Correct, with a 30m value of bucket_span, waiting only 7 hours yields merely 14 observations for the ML algorithms, so clearly not enough data. A few hundred buckets worth of time is what is needed to establish a decent "model" before testing for anomalies.

You certainly could cut your bucket_span down to 1m (or maybe even 30s) purely for the purposes of testing. I assume that your DNS exfil simulator will blast a bunch of requests as fast as possible, so if you can get a lot of requests into a single bucket_span, that would work.

Otherwise, you could leverage historical "normal" data and have the ML datafeed look back in time before looking at the real-time data. Not sure how much historical data you have, but you may have a few day's worth (??). Just make sure you get rid of past "tests" of the DNS exfil simulator from the data set before doing so.

1 Like

Hi @richcollier!

Thanks again for your precious advice! :slight_smile: I have created a new job with a bucket_span of 30s and I used a Datafeed of 7 hours (the period with normal data before starting the script, as I said in the previous post). For this period of time and the bucket_span configuration I got bucket-count: 778. The 7 hours data is selected from yesterday.

Today, I started the Datafeed from now to real-time and I ran the script. I got bucket-count: 2699 in just max. 5 minutes the script ran. Quite strange, I think it also took all the data with no gap in time, although I selected 2 different time periods (one for normal data: 7 hours and one for script: 5 min max).

Afterwards, I stopped the Datafeed and opened the Anomaly Explorer. Unfortunately, again, no amonaly detected. After starting the Datafeed, should I firstly let it make some hundreds of bucket_count (e.g. 300-400) and then run the script and finally to stop the Datafeed and check for Anomaly Detection? Here, I am still referring to a bucket_span of 30s. Please help me understand where I am wrong and what could I do in order to at least succeed in obtaining some anomaly results in my little tests.

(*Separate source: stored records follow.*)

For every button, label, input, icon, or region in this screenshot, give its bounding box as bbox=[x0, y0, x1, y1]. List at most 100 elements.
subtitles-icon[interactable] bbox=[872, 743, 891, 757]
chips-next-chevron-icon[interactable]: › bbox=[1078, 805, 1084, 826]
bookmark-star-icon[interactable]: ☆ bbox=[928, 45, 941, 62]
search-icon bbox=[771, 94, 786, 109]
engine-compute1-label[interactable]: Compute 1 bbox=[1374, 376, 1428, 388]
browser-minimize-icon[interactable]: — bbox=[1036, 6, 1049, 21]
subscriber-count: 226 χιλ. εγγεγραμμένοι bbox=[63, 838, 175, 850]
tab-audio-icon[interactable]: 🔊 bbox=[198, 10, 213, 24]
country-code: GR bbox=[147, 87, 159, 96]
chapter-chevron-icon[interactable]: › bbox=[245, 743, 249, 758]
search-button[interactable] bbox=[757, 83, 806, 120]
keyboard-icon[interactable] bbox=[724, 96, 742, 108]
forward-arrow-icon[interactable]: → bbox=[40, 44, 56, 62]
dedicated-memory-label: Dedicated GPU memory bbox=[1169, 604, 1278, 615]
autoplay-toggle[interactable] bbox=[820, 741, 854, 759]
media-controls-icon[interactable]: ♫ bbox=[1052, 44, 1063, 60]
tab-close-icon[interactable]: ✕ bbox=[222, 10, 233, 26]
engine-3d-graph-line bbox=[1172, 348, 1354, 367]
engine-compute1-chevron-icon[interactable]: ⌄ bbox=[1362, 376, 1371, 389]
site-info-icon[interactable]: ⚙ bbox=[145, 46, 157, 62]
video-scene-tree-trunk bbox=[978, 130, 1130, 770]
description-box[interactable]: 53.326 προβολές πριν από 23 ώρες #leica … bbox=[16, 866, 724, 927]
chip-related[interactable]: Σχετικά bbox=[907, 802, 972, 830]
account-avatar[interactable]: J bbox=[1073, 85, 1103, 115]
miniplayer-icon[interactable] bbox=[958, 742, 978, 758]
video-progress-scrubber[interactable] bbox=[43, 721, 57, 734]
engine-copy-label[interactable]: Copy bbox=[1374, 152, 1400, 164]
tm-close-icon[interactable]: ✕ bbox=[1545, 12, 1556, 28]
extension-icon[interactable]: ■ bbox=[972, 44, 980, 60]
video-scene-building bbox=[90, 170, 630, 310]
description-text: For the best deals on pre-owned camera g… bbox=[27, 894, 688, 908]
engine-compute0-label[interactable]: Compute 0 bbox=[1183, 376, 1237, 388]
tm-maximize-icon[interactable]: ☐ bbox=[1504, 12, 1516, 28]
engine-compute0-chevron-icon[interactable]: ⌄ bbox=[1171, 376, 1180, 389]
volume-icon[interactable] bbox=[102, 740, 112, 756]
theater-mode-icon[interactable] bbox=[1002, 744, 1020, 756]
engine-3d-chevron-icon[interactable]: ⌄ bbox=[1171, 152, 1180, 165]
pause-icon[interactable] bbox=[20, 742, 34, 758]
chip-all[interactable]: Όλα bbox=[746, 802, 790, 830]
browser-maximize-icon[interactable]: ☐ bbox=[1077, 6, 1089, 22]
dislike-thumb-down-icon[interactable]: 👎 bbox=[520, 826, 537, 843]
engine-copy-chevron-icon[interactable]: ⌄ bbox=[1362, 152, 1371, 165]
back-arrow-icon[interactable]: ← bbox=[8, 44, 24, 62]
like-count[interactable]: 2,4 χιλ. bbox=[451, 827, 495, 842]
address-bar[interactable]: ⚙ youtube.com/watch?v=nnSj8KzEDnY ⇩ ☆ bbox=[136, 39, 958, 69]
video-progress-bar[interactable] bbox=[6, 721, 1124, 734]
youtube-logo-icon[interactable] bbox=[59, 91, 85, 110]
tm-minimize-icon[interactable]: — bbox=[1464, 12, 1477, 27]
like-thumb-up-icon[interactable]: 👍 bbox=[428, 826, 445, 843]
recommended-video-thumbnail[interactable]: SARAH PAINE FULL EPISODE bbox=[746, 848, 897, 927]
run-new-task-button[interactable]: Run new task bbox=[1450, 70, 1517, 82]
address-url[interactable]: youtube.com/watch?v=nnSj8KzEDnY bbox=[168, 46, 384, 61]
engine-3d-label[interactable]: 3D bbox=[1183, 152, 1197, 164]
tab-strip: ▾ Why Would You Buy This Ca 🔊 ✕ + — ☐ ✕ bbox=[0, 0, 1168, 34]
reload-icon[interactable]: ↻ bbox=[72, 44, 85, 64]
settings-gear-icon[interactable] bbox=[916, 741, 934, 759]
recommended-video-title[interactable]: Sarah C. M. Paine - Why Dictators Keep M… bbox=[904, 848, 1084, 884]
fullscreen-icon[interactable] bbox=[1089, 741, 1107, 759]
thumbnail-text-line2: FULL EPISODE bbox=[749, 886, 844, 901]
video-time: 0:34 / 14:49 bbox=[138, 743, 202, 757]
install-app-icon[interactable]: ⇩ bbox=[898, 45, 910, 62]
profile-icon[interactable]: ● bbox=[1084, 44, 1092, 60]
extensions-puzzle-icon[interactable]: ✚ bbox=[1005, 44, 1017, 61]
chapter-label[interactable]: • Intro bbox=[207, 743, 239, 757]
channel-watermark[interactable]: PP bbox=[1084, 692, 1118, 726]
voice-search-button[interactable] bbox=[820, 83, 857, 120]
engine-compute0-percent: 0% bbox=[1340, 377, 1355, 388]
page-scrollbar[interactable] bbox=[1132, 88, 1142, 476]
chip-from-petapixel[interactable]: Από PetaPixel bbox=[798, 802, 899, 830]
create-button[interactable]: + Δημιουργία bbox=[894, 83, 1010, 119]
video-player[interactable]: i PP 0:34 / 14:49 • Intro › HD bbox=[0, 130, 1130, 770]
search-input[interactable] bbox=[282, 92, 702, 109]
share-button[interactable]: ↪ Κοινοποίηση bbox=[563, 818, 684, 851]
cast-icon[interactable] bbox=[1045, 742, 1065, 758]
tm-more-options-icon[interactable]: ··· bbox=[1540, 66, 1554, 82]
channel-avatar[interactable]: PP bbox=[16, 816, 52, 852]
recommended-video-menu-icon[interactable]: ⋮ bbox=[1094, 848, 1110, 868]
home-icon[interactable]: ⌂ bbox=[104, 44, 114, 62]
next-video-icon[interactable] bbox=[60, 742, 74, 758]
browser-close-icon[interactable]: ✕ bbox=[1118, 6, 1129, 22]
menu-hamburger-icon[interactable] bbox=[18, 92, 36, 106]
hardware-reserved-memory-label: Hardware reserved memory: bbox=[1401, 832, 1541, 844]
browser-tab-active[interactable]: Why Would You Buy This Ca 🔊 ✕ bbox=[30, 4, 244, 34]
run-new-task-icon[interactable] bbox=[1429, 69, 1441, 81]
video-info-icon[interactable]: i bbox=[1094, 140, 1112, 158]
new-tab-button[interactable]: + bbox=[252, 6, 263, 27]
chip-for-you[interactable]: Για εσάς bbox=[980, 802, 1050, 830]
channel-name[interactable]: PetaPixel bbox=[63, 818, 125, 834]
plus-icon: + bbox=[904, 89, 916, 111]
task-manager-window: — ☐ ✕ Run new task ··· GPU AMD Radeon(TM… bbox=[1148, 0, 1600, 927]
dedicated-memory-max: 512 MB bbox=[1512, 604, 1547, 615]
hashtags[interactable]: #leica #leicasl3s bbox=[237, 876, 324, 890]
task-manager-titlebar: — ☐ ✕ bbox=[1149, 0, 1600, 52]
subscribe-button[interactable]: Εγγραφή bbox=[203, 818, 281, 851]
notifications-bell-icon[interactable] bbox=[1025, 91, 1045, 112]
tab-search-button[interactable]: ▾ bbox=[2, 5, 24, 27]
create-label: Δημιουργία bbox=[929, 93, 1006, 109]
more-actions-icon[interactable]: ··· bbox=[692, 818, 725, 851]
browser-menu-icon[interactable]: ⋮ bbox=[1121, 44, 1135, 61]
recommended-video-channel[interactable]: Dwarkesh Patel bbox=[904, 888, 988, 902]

Thanks again for the fact that you give me very important indications every time!

So, now, I think you've stumbled into a different issue with your testing. Despite having created a scenario in which you've got a lot of bucket_spans being presented to the ML models, the fact is that 90% of the buckets have no data in them:

So, in your packetbeat index you really don't have that many "normal" DNS requests. Is there a way you can get more "normal background DNS traffic" into your packetbeat index before you try your DNS exfil script?

1 Like

Hi @richcollier!

Indeed, you are always right! You are the best! :grinning: The problem was the high value of empty_bucket_count. In order to make it lower, I rapidly changed the bucket_span value to 5m and got empty_bucket_count: 187 and bucket_count: 325. This report is at least better than the previous one which was 90%. This way, I got my first results:

In order to assure "normal background DNS traffic" into my packetbeat index, I have created a script which queries at every 25 sec. for one of the domains (google.com, facebook.com, youtube.com, twitter.com, etc.). In the hours that come, I plan to increase the bucket_span value in order to get empty_bucket_count: 0. In this way, I think the ML model will be in a perfect state for detecting anomalies. I have a question: in the Counts Tab of a job, the only fields I should look for are empty_bucket_count and bucket_count? I guess the others are not so important for paying too much attention.

Thanks again for your precious replies! You are very professional!

1 Like

All of the data on the "Counts" tab (or available via the stats API) can be important for a variety of reasons - but too much to discuss now.

Best of luck and happy detecting!

This topic was automatically closed 28 days after the last reply. New replies are no longer allowed.